In the first quarter, $275.8 billion in dividends were paid globally, which is only 2.9 % down over the year-ago period. This is the start of a return to normal, after many companies reduced or cancelled dividends last year due to the effects of the pandemic. Only one in five companies (18%) cut or reduced their dividends, well below the 34% that did so in 2020. Overall, businesses have reduced their payouts by nearly $250 billion last year.

Janus Henderson now expects dividends of $1.36 trillion for the year 2021, up 8.4% year-on-year. However, payouts will still be well below the record high of 2019, when they reached 1,429 billion. 

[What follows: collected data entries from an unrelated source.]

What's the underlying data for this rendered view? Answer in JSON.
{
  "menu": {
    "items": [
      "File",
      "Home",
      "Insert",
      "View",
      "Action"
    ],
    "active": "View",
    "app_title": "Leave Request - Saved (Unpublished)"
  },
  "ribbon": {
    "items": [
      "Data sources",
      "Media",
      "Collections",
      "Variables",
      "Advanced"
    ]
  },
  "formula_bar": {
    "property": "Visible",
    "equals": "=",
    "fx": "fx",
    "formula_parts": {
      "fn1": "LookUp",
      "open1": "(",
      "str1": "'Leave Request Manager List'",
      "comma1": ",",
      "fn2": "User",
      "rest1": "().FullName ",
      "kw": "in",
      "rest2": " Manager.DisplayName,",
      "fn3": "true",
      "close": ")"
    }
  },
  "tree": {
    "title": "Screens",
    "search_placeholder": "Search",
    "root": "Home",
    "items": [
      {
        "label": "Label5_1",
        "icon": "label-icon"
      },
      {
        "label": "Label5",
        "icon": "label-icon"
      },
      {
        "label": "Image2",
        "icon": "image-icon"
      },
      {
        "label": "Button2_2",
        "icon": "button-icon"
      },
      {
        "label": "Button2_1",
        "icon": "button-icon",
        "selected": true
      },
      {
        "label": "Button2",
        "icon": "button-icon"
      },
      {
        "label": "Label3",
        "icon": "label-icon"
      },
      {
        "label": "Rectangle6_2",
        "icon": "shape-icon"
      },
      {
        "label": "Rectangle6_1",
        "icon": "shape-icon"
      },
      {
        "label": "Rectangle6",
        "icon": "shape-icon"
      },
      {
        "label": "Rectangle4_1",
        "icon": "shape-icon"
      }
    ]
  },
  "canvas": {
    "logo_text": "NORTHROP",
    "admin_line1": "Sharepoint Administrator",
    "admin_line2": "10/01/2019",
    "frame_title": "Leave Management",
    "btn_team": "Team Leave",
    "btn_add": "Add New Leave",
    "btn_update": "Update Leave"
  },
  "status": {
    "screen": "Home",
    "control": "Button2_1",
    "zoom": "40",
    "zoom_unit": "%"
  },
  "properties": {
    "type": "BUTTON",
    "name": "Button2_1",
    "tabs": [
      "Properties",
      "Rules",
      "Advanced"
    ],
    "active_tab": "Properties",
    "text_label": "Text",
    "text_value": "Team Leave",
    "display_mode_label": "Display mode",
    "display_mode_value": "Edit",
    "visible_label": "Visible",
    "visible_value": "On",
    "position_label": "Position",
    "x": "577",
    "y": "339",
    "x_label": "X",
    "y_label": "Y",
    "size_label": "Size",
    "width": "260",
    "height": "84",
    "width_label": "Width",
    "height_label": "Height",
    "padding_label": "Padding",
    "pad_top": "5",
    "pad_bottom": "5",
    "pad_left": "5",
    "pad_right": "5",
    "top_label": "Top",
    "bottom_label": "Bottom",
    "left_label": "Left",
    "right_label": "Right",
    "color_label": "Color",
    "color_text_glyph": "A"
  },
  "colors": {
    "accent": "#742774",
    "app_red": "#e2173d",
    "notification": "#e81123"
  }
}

North America has mostly resisted dividend cuts. At $139.3 billion, dividends were 8.1% lower overall than in Q1  than in Q1 2020, although this decline was almost entirely due to the non-renewal of last year's particularly high extraordinary dividends. In underlying terms, the 0.3% decline in North American dividends was well below the the global average of -1.7%. In the US, the underlying decline was -0.4% in the first quarter. One company out of ten cut its dividend, including Wells Fargo, the only major US bank to have done this.

North America vs The World. Source: Janus Handerson

UK dividends continued to be affected by cuts made by oil companies, and some dividends were permanently reset at a lower level, although there are signs of recovery there too.

The surge in commodity prices commodity prices have driven up mining dividends, and several banks have started paying dividends again. Dividends in the consumer discretionary sector remain under pressure.